You’re welcome, glad I could help. Personally, I don’t think the independent mechanic it taking you for a ride, if I am reading your post right and he is replacing both left and right. For two axles, the boots, and the labor, it seems about right. I assume that there is a little less room to work in there with the suspension lowered, although I have never worked with a lowered Passat before. I think the timing belt is also a good idea for your baby. I have seen them break before the 72k that you have on it. Some might run it for 100k+, but is it really worth the risk?


#8

Well i got my car back today. I found out i had an extended warranty on my car so the fix was only $50!! Now i’m still having the isssue of the car jerking when i slow down. Feels like the gear slips( weird for an automatic) Since my warranty covered the axles i decided to have the brakes changed. My mechanic said he wouldn’t machine the rotors. Now the car vibrates like crazy. This is so frustrating. Mechanic said i need new rotors but honestly i can’t afford them. Wouldn’t it be better to machine them?? kind regards, Rosa


#9

P.s. he checked the timing belt and said it was good. So just to be safe he said to check @ 80k which is in a few months.


#10

Rosa,
Your question about the car jerking was answered two days ago. It’s the engine misfiring.
If the wheels have vibration, they are out of balance. The shop which changed the axles did something wrong. They should make it right.


#11

Glad you got the axles fixed under warranty. I don’t think many people are that lucky.

Is it jerking when you slow down by coasting or when you are braking? If it is when you are braking there is a good chance that it is warped rotors. As you have it lowered may I assume that you drive it hard at times? If you are hard on the brakes that would be why your rotors are warping. They are wear items and would not be covered under the extended warranty. Some rotors can’t be resurfaced; they are made thinner and lighter and there just isn’t enough metal one some to have them turned. But if it is just warped rotors you can ride on them for a while until you can afford to have them replaced.

Hellokit might be right about an engine misfire, but if that is the case the computer should have tripped a code and the CEL would be on.


#12

The dealer would tell you that a new boot would fix it,however the only cure to the problem is replacing the offending CVjoint.Sometimes an entire axle is easier and not much more expensive.Have you tried an independant repair shop?


#13

Just when i thought everything was ok everything else started to fall apart.

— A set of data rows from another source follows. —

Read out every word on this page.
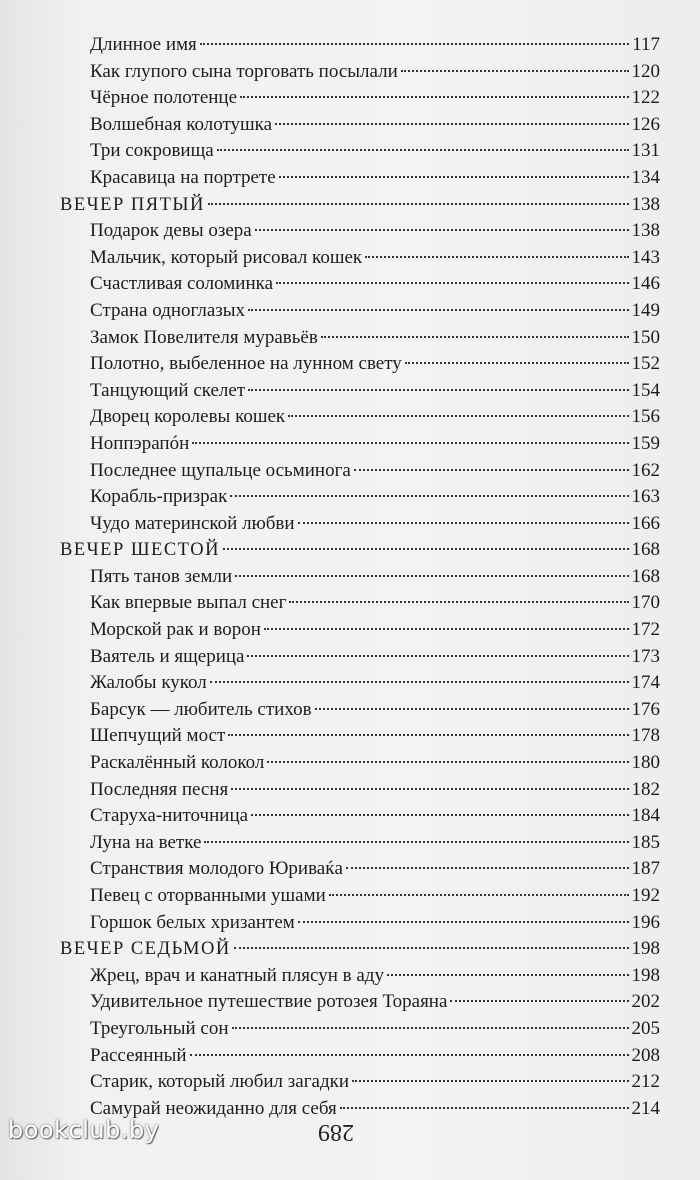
Длинное имя	117
Как глупого сына торговать посылали	120
Чёрное полотенце	122
Волшебная колотушка	126
Три сокровища	131
Красавица на портрете	134
ВЕЧЕР ПЯТЫЙ	138
Подарок девы озера	138
Мальчик, который рисовал кошек	143
Счастливая соломинка	146
Страна одноглазых	149
Замок Повелителя муравьёв	150
Полотно, выбеленное на лунном свету	152
Танцующий скелет	154
Дворец королевы кошек	156
Ноппэрапóн	159
Последнее щупальце осьминога	162
Корабль-призрак	163
Чудо материнской любви	166
ВЕЧЕР ШЕСТОЙ	168
Пять танов земли	168
Как впервые выпал снег	170
Морской рак и ворон	172
Ваятель и ящерица	173
Жалобы кукол	174
Барсук — любитель стихов	176
Шепчущий мост	178
Раскалённый колокол	180
Последняя песня	182
Старуха-ниточница	184
Луна на ветке	185
Странствия молодого Юриваќа	187
Певец с оторванными ушами	192
Горшок белых хризантем	196
ВЕЧЕР СЕДЬМОЙ	198
Жрец, врач и канатный плясун в аду	198
Удивительное путешествие ротозея Тораяна	202
Треугольный сон	205
Рассеянный	208
Старик, который любил загадки	212
Самурай неожиданно для себя	214
289
bookclub.by
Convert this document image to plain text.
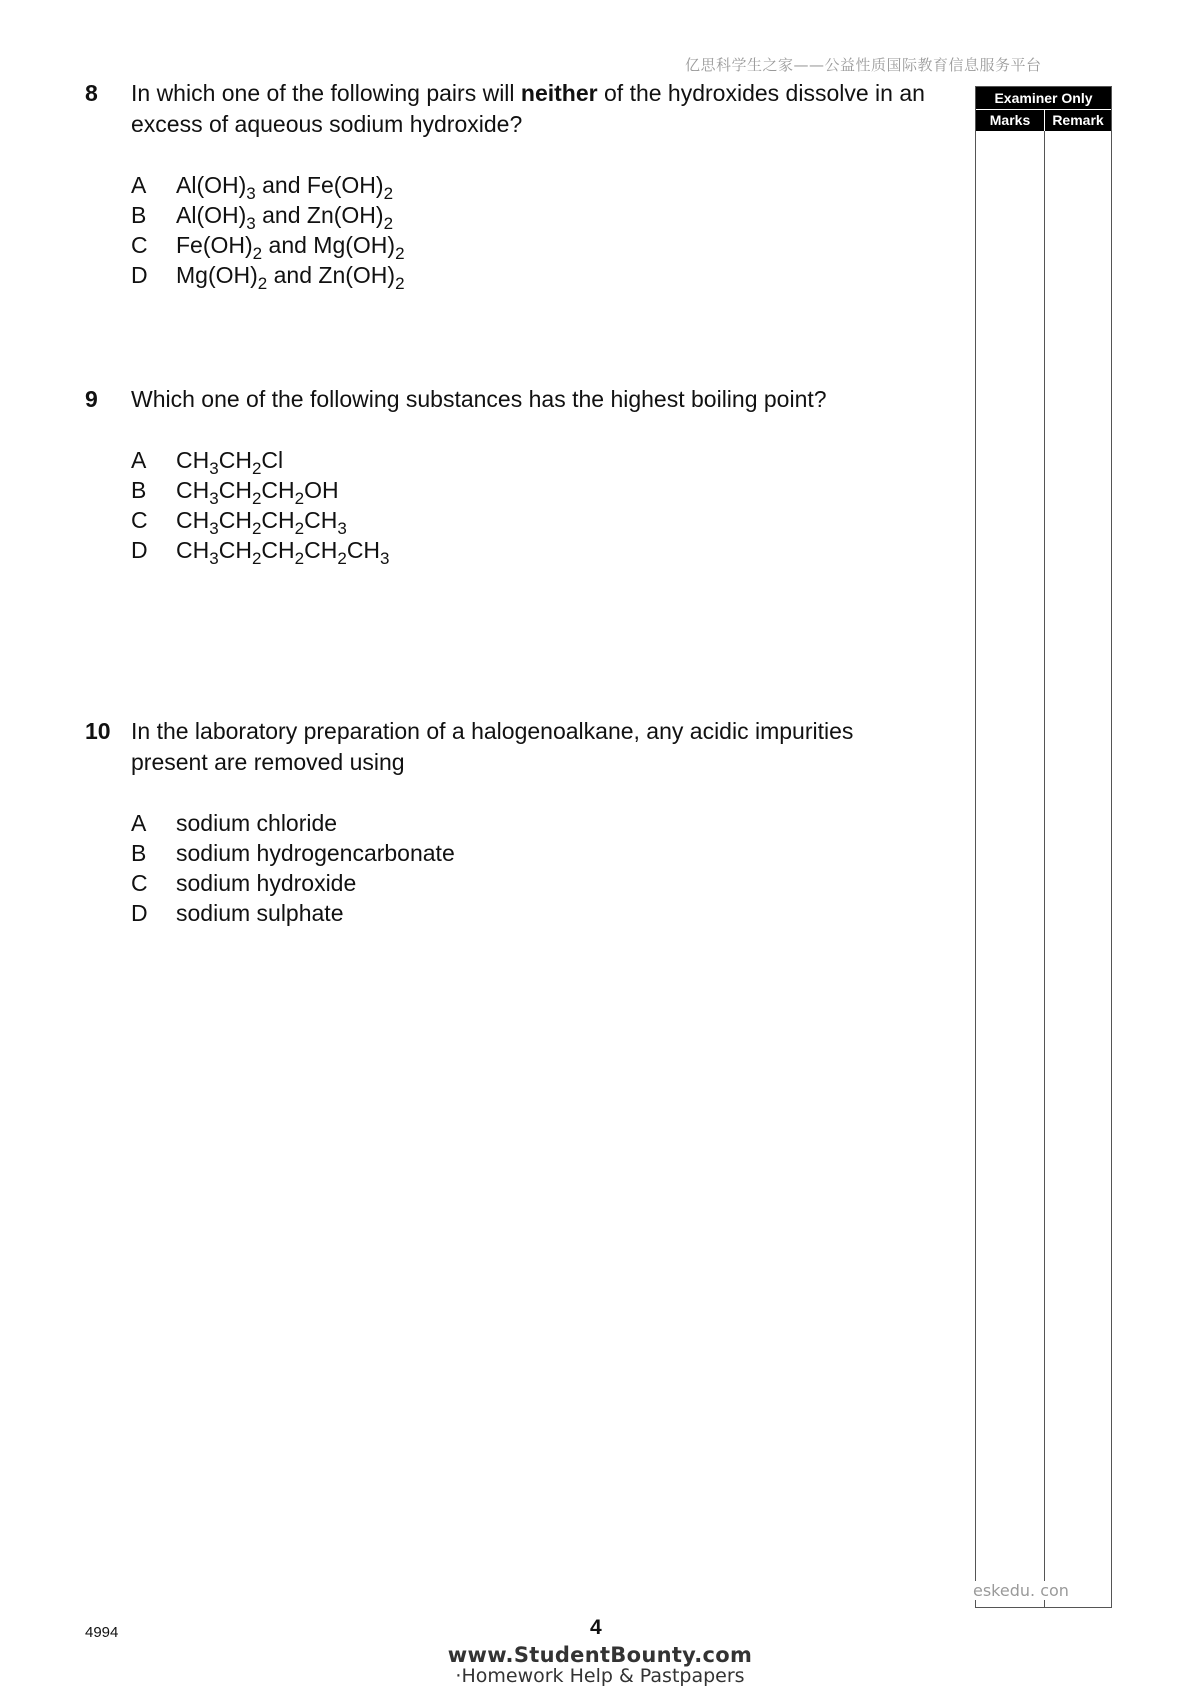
亿思科学生之家——公益性质国际教育信息服务平台
8 In which one of the following pairs will neither of the hydroxides dissolve in an excess of aqueous sodium hydroxide?
A	$Al(OH)_3$ and $Fe(OH)_2$
B	$Al(OH)_3$ and $Zn(OH)_2$
C	$Fe(OH)_2$ and $Mg(OH)_2$
D	$Mg(OH)_2$ and $Zn(OH)_2$
9 Which one of the following substances has the highest boiling point?
A	$CH_3CH_2Cl$
B	$CH_3CH_2CH_2OH$
C	$CH_3CH_2CH_2CH_3$
D	$CH_3CH_2CH_2CH_2CH_3$
10 In the laboratory preparation of a halogenoalkane, any acidic impurities present are removed using
A	sodium chloride
B	sodium hydrogencarbonate
C	sodium hydroxide
D	sodium sulphate
Examiner Only
Marks	Remark
eskedu. con
4994	4
www.StudentBounty.com
·Homework Help & Pastpapers
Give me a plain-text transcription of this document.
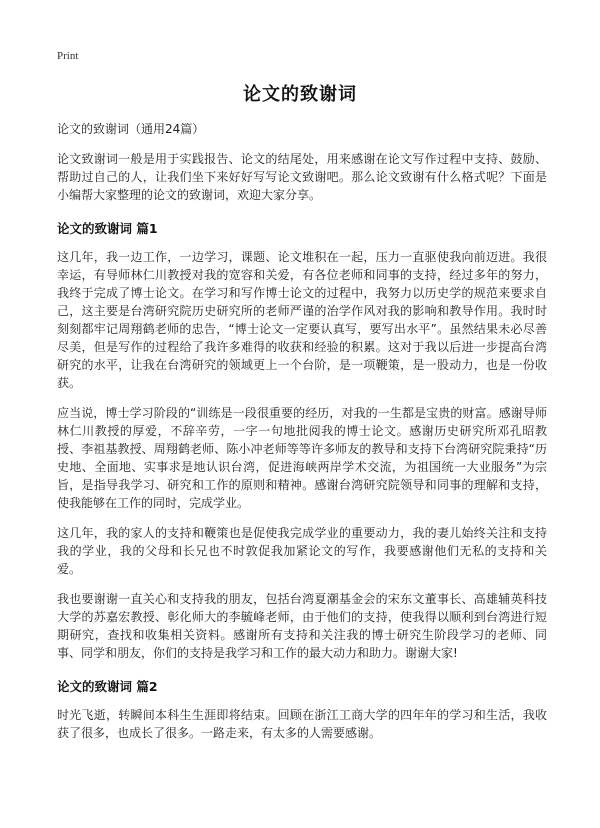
Print
论文的致谢词

论文的致谢词（通用24篇）

论文致谢词一般是用于实践报告、论文的结尾处，用来感谢在论文写作过程中支持、鼓励、帮助过自己的人，让我们坐下来好好写写论文致谢吧。那么论文致谢有什么格式呢？下面是小编帮大家整理的论文的致谢词，欢迎大家分享。

论文的致谢词 篇1

这几年，我一边工作，一边学习，课题、论文堆积在一起，压力一直驱使我向前迈进。我很幸运，有导师林仁川教授对我的宽容和关爱，有各位老师和同事的支持，经过多年的努力，我终于完成了博士论文。在学习和写作博士论文的过程中，我努力以历史学的规范来要求自己，这主要是台湾研究院历史研究所的老师严谨的治学作风对我的影响和教导作用。我时时刻刻都牢记周翔鹤老师的忠告，“博士论文一定要认真写，要写出水平”。虽然结果未必尽善尽美，但是写作的过程给了我许多难得的收获和经验的积累。这对于我以后进一步提高台湾研究的水平，让我在台湾研究的领域更上一个台阶，是一项鞭策，是一股动力，也是一份收获。

应当说，博士学习阶段的“训练是一段很重要的经历，对我的一生都是宝贵的财富。感谢导师林仁川教授的厚爱，不辞辛劳，一字一句地批阅我的博士论文。感谢历史研究所邓孔昭教授、李祖基教授、周翔鹤老师、陈小冲老师等等许多师友的教导和支持下台湾研究院秉持“历史地、全面地、实事求是地认识台湾，促进海峡两岸学术交流，为祖国统一大业服务”为宗旨，是指导我学习、研究和工作的原则和精神。感谢台湾研究院领导和同事的理解和支持，使我能够在工作的同时，完成学业。

这几年，我的家人的支持和鞭策也是促使我完成学业的重要动力，我的妻儿始终关注和支持我的学业，我的父母和长兄也不时敦促我加紧论文的写作，我要感谢他们无私的支持和关爱。

我也要谢谢一直关心和支持我的朋友，包括台湾夏潮基金会的宋东文董事长、高雄辅英科技大学的苏嘉宏教授、彰化师大的李毓峰老师，由于他们的支持，使我得以顺利到台湾进行短期研究，查找和收集相关资料。感谢所有支持和关注我的博士研究生阶段学习的老师、同事、同学和朋友，你们的支持是我学习和工作的最大动力和助力。谢谢大家!

论文的致谢词 篇2

时光飞逝，转瞬间本科生生涯即将结束。回顾在浙江工商大学的四年年的学习和生活，我收获了很多，也成长了很多。一路走来，有太多的人需要感谢。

So here we go. After having the 2 brand new axles, new spark plugs, new engine and transmission mounts, new brakes, new rims( mechanic said that’s what was making the car vibrate) new oil pan. My car still vibrates violently and to top it off this morning after only have the car back for 3 days. The car stopped accelerating. Thank god i have a warranty and a friend who gave me the rims. This is getting ridiculous. Mechanic is now saying that i have a transmission code and he can’t fix. There are no visible lights on my dash. Mechanic also said it’s my water pump. I’m very frustrated and angry. Being angry doesn’t help my situation. Please if anyone has any suggestions. Does a vw fall apart violently after 70k?? Any help and at this point muscle would be appreciated.


#14

Ps. This all started when we came back from a road trip we took to san francisco. It rained the whole way down. The day
after we came home the car started jerking. It jerks by the way when i both accelerate and decelerate. Yesterday i washed the car myself using a home carwash kit and today the car started violently jerking more and then just stopped accerlating! Does anyone know if water can damage my car like that? i didn’t spray anywhere except the outside of the car. Not under, not the tires, not the engine. Just the top and side.